Here are the most common tests done to diagnose interstitial cystitis:

  • Urinalysis Culture and analysis of a urine sample can determine if there is a UTI. When it comes to interstitial cystitis, there are no microbes, the urine is sterile. But there can be blood in the urine (hematuria) sometimes even very little (microscopic hematuria in which case we see red blood cells under the microscope, but no blood with the naked eye). With interstitial cystitis, white blood cells can also be found in the urine.
  • Cystoskopi with hydrodistension of the bladder. This is a test to look at the wall of the bladder. This examination is performed under general anesthesia. The bladder is first filled with water so that the wall is distended. Then, a catheter with a camera is inserted into the urethra. The doctor inspects the mucosa by viewing it on a screen. He looks for the presence of fine cracks or small hemorrhages. Called glomerulations, these small bleeds are very characteristic of interstitial cystitis and present in 95% of cases. In some less common cases, there are even typical sores called O papala a Hunner. Sometimes the doctor will do a biopsy. The removed tissue is then observed under a microscope for further evaluation.

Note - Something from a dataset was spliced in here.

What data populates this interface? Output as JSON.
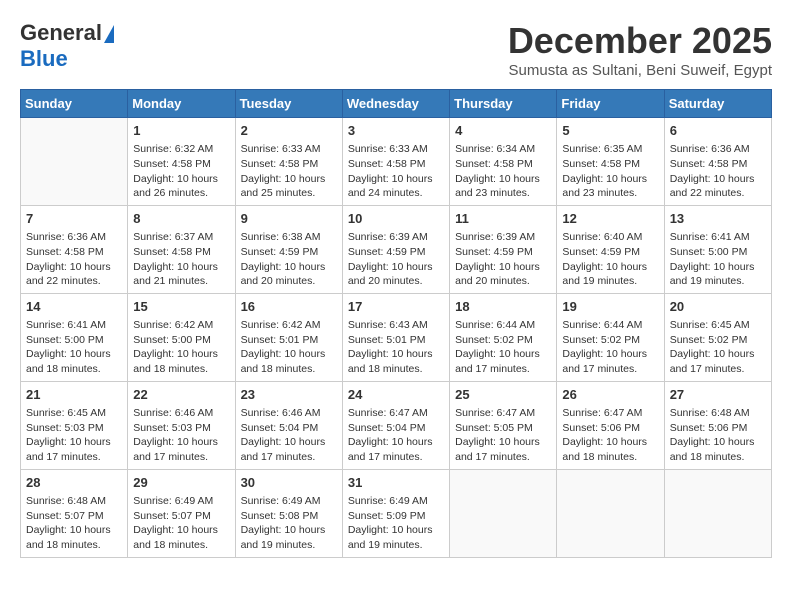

  • The urodynamic assessment comprising udo cystometry and urodynamic examination can also be carried out, but these examinations are less and less practiced, because they are not very specific and therefore not very useful and often painful. In case of interstitial cystitis, we discover with these examinations that the volumetric capacity of the bladder is reduced and that the desire to urinate and the pain appear for a lower volume than in a person not suffering from interstitial cystitis. These examinations nevertheless make it possible to detect hyperactivities of the bladder (overactive bladder) another functional disease also causing the urge to urinate.
  • Potassium sensitivity test. Less and less practiced, because not very specific with 25% false negatives (the test suggests that the person does not have interstitial cystitis while in 25% of cases it is!) And 4% false positive (the test suggests that the person has interstitial cystitis when they do not).

Using a catheter inserted into the urethra, the bladder is filled with water. Then, it is emptied and filled with a potassium chloride solution. (Lidocaine gel is first applied around the opening of the urethra to reduce the pain of inserting the catheter.) On a scale of 0 to 5, the person indicates how urgent they feel to be. urinating and the intensity of the pain. If symptoms are increased when tested with the potassium chloride solution, it may be a sign of interstitial cystitis. Normally, no difference should be felt between this solution and the water.